In my earlier blogs, I had been talking about my quest for semantic wikis. Wikis provide an easy way for teams to produce and organize content--creating very effective central repositories, often used for cross-departmental collaboration and information exchange. The problems arise when all this statically organized content becomes unwieldy in terms of maintenance, and more importantly access. You end up spending lots of time in wildcard searches across all this content, repetitively navigating complex hierarchical page structures and constantly maintaining links across wiki pages to keep the content credible and current.
Semantic capabilities make wikis a dynamic application. Addressing the problems noted above, they allow for content to be 'semantically' annotated with the annotations stored in semantic repositories, therefore, the meaning is captured in a machine-processable way and is more directly searchable, shareable and accessible across applications not just from within the wiki itself.
To 'semantically' enable Confluence, we have taken the following steps:
- Provided support for SPARQL in Confluence.
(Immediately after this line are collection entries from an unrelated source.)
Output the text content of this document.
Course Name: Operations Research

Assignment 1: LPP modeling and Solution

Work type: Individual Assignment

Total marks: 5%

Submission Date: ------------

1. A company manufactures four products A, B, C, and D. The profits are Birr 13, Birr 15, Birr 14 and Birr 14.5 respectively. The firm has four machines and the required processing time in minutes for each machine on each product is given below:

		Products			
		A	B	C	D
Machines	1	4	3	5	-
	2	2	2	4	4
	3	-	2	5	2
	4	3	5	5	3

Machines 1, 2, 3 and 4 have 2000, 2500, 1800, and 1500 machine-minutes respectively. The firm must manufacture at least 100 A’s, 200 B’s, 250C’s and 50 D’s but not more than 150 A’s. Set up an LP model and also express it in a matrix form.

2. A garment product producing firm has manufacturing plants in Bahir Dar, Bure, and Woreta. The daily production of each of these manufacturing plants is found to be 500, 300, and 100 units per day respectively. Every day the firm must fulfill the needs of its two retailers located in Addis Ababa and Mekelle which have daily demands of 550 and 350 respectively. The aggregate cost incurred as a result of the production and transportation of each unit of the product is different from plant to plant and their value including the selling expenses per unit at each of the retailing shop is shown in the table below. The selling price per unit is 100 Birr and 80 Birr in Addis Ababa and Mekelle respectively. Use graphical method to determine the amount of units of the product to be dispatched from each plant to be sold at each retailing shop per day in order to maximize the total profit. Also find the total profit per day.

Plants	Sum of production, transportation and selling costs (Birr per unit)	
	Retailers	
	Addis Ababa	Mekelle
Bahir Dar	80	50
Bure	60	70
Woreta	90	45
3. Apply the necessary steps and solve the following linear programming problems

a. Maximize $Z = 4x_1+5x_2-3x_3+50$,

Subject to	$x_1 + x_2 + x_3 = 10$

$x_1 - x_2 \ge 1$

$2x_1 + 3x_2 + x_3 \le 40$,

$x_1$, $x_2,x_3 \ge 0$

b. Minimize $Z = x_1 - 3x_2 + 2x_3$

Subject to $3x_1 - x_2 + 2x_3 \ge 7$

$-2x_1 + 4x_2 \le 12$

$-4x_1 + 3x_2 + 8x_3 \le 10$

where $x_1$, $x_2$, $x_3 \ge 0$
Analogous to SQL, you can embed SPARQL queries anywhere in a page and the data may be retrieved from semantic repositories anywhere on the web. This allows for auto integration/incorporation of data from external systems into the wiki. These queries can also provide a mechanism for dynamically organizing more readily addressable wiki content.
- Provide Semantic Forms in the wiki which allow users to create 'structured' or semantically annotated content. The data and object attributes associated with a page created using such a form are captured in the semantic repository while the page maintains a composite of both semantic and unstructured content. We have used such forms to create Feature/Requirements Documents on a wiki page. Since the page is annotated using Requirements ontology, this provides a very effective approach to link requirements to projects, tasks, bugs, test cases, etc. in a software engineering lifecycle -- all data that exists in tools external to the wiki.
- Provide macros that allow users to annotate any existing page on a wiki based on the available set of ontologies (Project, Person, Document, Process, etc.). Again, semantic annotations provide a deeper and more structured mechanism than just metadata tags for capturing relevant information from each page and organizing it within the wiki in a more meaningful way as well as integrating it with external applications.
And lastly, this semantic capability can now be added to any extensible wiki -- to make it wiki'd semart and sparql'ing :)
-Sanjiva, Orinda, October '08
Great post. Confluence is very interesting to say the least.